The Human Development Index (HDI) is built through a three-dimensional approach, namely knowledge, decent living standards, and longevity and healthy living. In the longevity and healthy life dimension, life expectancy at birth is the benchmark, and the expected years of schooling and average years of schooling are indicators used in the knowledge dimension. Meanwhile, a decent standard of living as measured by annual capita expenditure is an indicator in the HDI. West Kalimantan's HDI in 2020 to 2021 experienced a fairly low increase, then in 2021 to 2022, West Kalimantan's HDI experienced a very significant increase and even occupied the first position of the highest HDI increase in Kalimantan Island. The increase in West Kalimantan's HDI every year is influenced by a number of variables that affect HDI. The objective of this research is to examine the influence of poverty and unemployment on the Human Development Index (HDI) by analyzing the outcomes derived from the most effective panel data regression model.

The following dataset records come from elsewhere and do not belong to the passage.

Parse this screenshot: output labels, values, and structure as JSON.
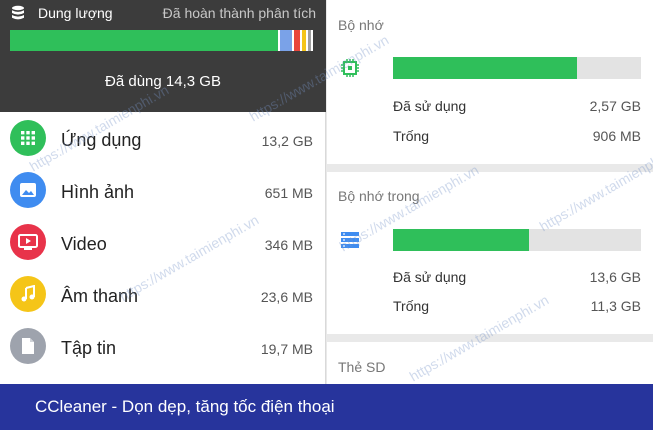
{
  "storage_header": {
    "title": "Dung lượng",
    "status": "Đã hoàn thành phân tích",
    "used_text": "Đã dùng 14,3 GB",
    "segments": [
      {
        "name": "used-green",
        "fraction": 0.885,
        "color": "#2fbf5a"
      },
      {
        "name": "blue",
        "fraction": 0.04,
        "color": "#7aa2e8"
      },
      {
        "name": "red",
        "fraction": 0.02,
        "color": "#e8453c"
      },
      {
        "name": "yellow",
        "fraction": 0.012,
        "color": "#f5c518"
      },
      {
        "name": "gray",
        "fraction": 0.01,
        "color": "#9e9e9e"
      }
    ]
  },
  "categories": [
    {
      "name": "Ứng dụng",
      "size": "13,2 GB",
      "icon": "apps-grid-icon",
      "color": "#2fbf5a"
    },
    {
      "name": "Hình ảnh",
      "size": "651 MB",
      "icon": "image-icon",
      "color": "#3f8cf0"
    },
    {
      "name": "Video",
      "size": "346 MB",
      "icon": "video-icon",
      "color": "#e8334a"
    },
    {
      "name": "Âm thanh",
      "size": "23,6 MB",
      "icon": "music-note-icon",
      "color": "#f5c518"
    },
    {
      "name": "Tập tin",
      "size": "19,7 MB",
      "icon": "file-icon",
      "color": "#9ea3ad"
    }
  ],
  "memory": {
    "title": "Bộ nhớ",
    "icon": "chip-icon",
    "fill_fraction": 0.74,
    "used_label": "Đã sử dụng",
    "used_value": "2,57 GB",
    "free_label": "Trống",
    "free_value": "906 MB"
  },
  "internal": {
    "title": "Bộ nhớ trong",
    "icon": "storage-server-icon",
    "fill_fraction": 0.55,
    "used_label": "Đã sử dụng",
    "used_value": "13,6 GB",
    "free_label": "Trống",
    "free_value": "11,3 GB"
  },
  "sd": {
    "title": "Thẻ SD"
  },
  "banner": {
    "text": "CCleaner - Dọn dẹp, tăng tốc điện thoại"
  },
  "watermark": "https://www.taimienphi.vn"
}
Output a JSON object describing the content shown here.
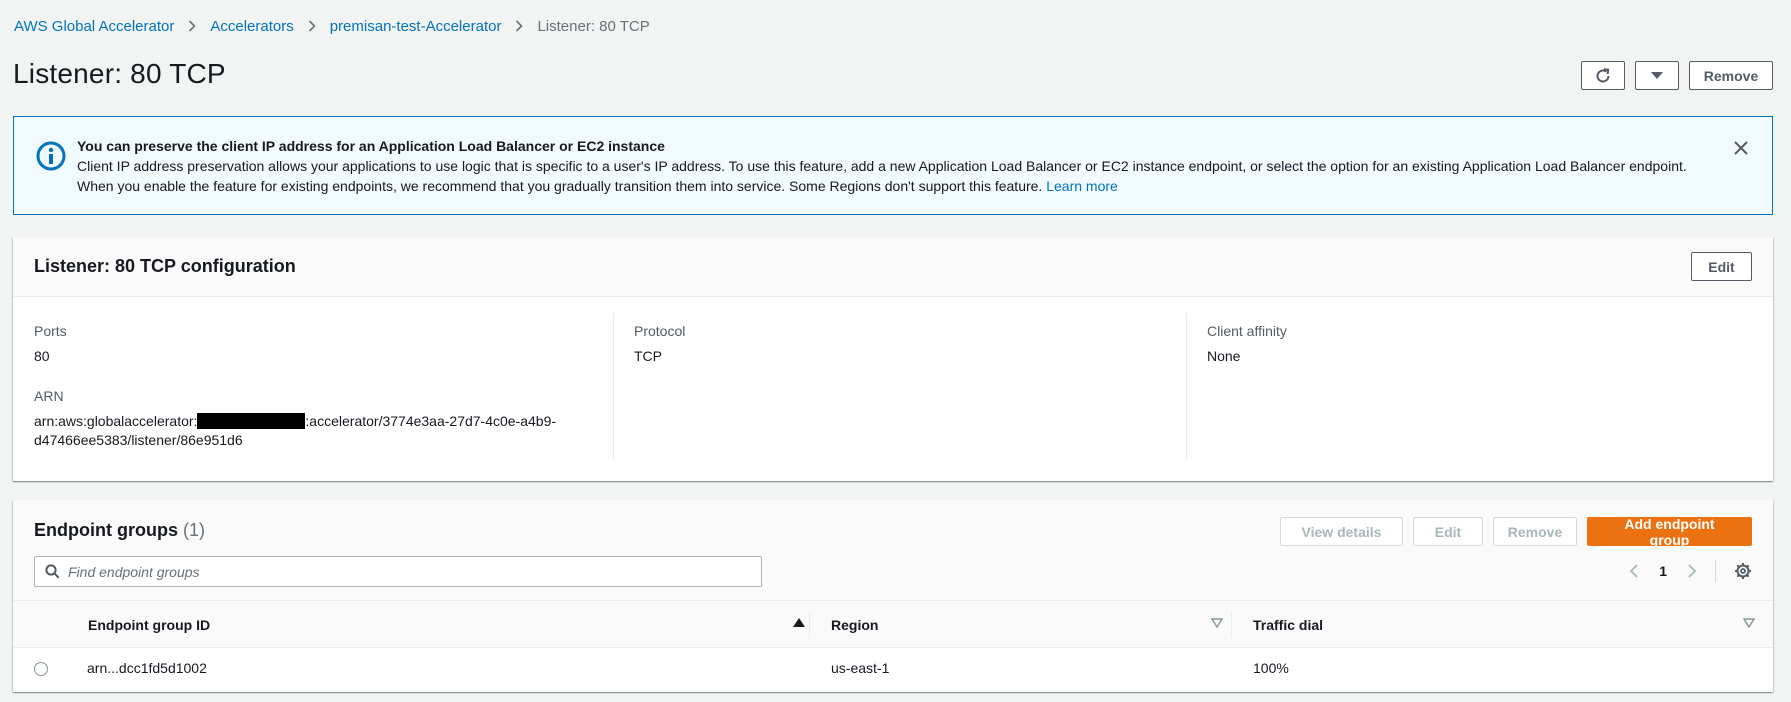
{
  "breadcrumbs": [
    {
      "label": "AWS Global Accelerator"
    },
    {
      "label": "Accelerators"
    },
    {
      "label": "premisan-test-Accelerator"
    },
    {
      "label": "Listener: 80 TCP"
    }
  ],
  "page": {
    "title": "Listener: 80 TCP",
    "remove_label": "Remove"
  },
  "flash": {
    "title": "You can preserve the client IP address for an Application Load Balancer or EC2 instance",
    "body": "Client IP address preservation allows your applications to use logic that is specific to a user's IP address. To use this feature, add a new Application Load Balancer or EC2 instance endpoint, or select the option for an existing Application Load Balancer endpoint. When you enable the feature for existing endpoints, we recommend that you gradually transition them into service. Some Regions don't support this feature.",
    "link": "Learn more"
  },
  "config": {
    "title": "Listener: 80 TCP configuration",
    "edit_label": "Edit",
    "ports_label": "Ports",
    "ports_value": "80",
    "arn_label": "ARN",
    "arn_prefix": "arn:aws:globalaccelerator:",
    "arn_suffix": ":accelerator/3774e3aa-27d7-4c0e-a4b9-",
    "arn_line2": "d47466ee5383/listener/86e951d6",
    "protocol_label": "Protocol",
    "protocol_value": "TCP",
    "affinity_label": "Client affinity",
    "affinity_value": "None"
  },
  "endpoint_groups": {
    "title": "Endpoint groups",
    "count": "(1)",
    "view_details_label": "View details",
    "edit_label": "Edit",
    "remove_label": "Remove",
    "add_label": "Add endpoint group",
    "search_placeholder": "Find endpoint groups",
    "page_number": "1",
    "columns": {
      "id": "Endpoint group ID",
      "region": "Region",
      "traffic": "Traffic dial"
    },
    "rows": [
      {
        "id": "arn...dcc1fd5d1002",
        "region": "us-east-1",
        "traffic": "100%"
      }
    ]
  },
  "colors": {
    "link": "#0073bb",
    "primary": "#ec7211",
    "info_bg": "#f1faff",
    "page_bg": "#f2f3f3"
  }
}
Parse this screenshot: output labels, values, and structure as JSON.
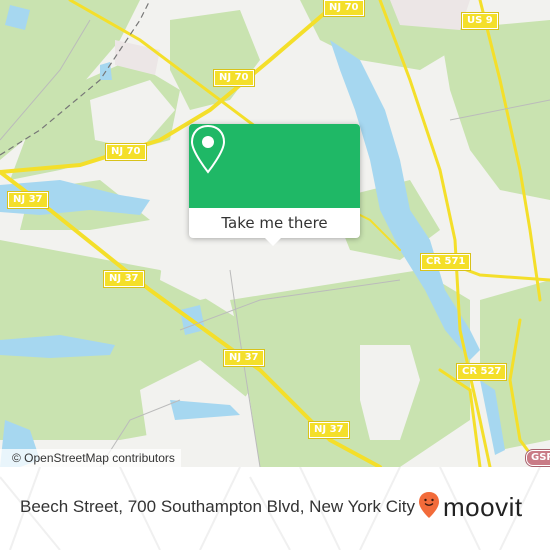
{
  "map": {
    "colors": {
      "land": "#f2f2ef",
      "forest": "#c9e3b0",
      "water": "#a6d7f0",
      "road": "#f4df2a",
      "urban": "#ece6e6"
    },
    "road_labels": [
      {
        "id": "nj70-top",
        "label": "NJ 70"
      },
      {
        "id": "nj70-mid",
        "label": "NJ 70"
      },
      {
        "id": "nj70-left",
        "label": "NJ 70"
      },
      {
        "id": "us9",
        "label": "US 9"
      },
      {
        "id": "nj37-left",
        "label": "NJ 37"
      },
      {
        "id": "nj37-a",
        "label": "NJ 37"
      },
      {
        "id": "nj37-b",
        "label": "NJ 37"
      },
      {
        "id": "nj37-c",
        "label": "NJ 37"
      },
      {
        "id": "cr571",
        "label": "CR 571"
      },
      {
        "id": "cr527",
        "label": "CR 527"
      },
      {
        "id": "gsp",
        "label": "GSP"
      }
    ],
    "attribution": "© OpenStreetMap contributors"
  },
  "popup": {
    "icon": "map-pin-icon",
    "accent": "#1fb866",
    "button_label": "Take me there"
  },
  "footer": {
    "address": "Beech Street, 700 Southampton Blvd, New York City",
    "brand": "moovit",
    "brand_color": "#f26b3a"
  }
}
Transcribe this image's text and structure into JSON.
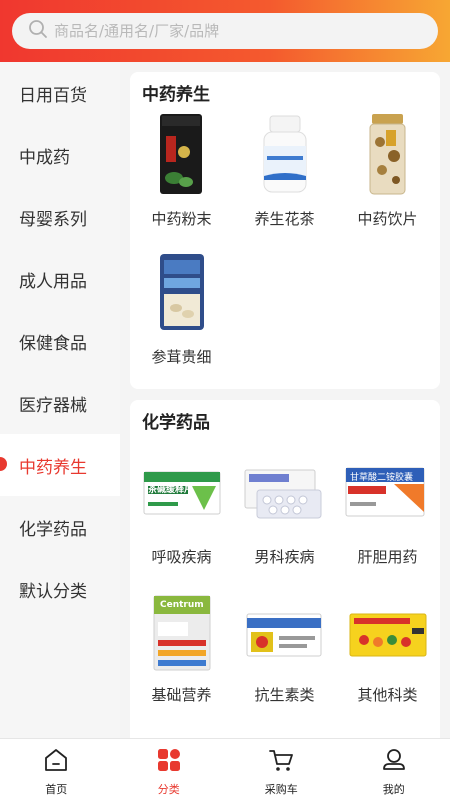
{
  "search": {
    "placeholder": "商品名/通用名/厂家/品牌"
  },
  "sidebar": {
    "items": [
      {
        "label": "日用百货"
      },
      {
        "label": "中成药"
      },
      {
        "label": "母婴系列"
      },
      {
        "label": "成人用品"
      },
      {
        "label": "保健食品"
      },
      {
        "label": "医疗器械"
      },
      {
        "label": "中药养生",
        "active": true
      },
      {
        "label": "化学药品"
      },
      {
        "label": "默认分类"
      }
    ]
  },
  "sections": [
    {
      "title": "中药养生",
      "products": [
        {
          "name": "中药粉末",
          "icon": "tea-can-icon"
        },
        {
          "name": "养生花茶",
          "icon": "pill-bottle-icon"
        },
        {
          "name": "中药饮片",
          "icon": "herb-jar-icon"
        },
        {
          "name": "参茸贵细",
          "icon": "ginseng-pack-icon"
        }
      ]
    },
    {
      "title": "化学药品",
      "products": [
        {
          "name": "呼吸疾病",
          "icon": "medicine-box-green-icon",
          "box_text": "茶碱缓释片"
        },
        {
          "name": "男科疾病",
          "icon": "blister-pack-icon"
        },
        {
          "name": "肝胆用药",
          "icon": "medicine-box-red-icon",
          "box_text": "甘草酸二铵胶囊"
        },
        {
          "name": "基础营养",
          "icon": "vitamin-box-icon",
          "box_text": "Centrum"
        },
        {
          "name": "抗生素类",
          "icon": "antibiotic-box-icon"
        },
        {
          "name": "其他科类",
          "icon": "medicine-box-yellow-icon"
        }
      ]
    }
  ],
  "tabbar": {
    "tabs": [
      {
        "label": "首页",
        "icon": "home-icon"
      },
      {
        "label": "分类",
        "icon": "category-icon",
        "active": true
      },
      {
        "label": "采购车",
        "icon": "cart-icon"
      },
      {
        "label": "我的",
        "icon": "user-icon"
      }
    ]
  },
  "colors": {
    "accent": "#e8392f",
    "header_start": "#f0372f",
    "header_end": "#f7a733"
  }
}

This study involves several phases, including data input, conducting multicollinearity tests, analyzing using panel data regression models, finding the best model with the Chow test, Hausman test, and Lagrange Multiplier test, as well as classical assumption tests, and output interpretation. The factors considered in this research comprise HDI (Y), poverty (X1), and unemployment (X2) in West Kalimantan. The examination indicates that the Fixed Effect Model (FEM) stands out as the most effective model, demonstrating an adjusted R-squared value of 99.14% where the variables of poverty (X1) and unemployment (X2) have a significant influence on HDI (Y).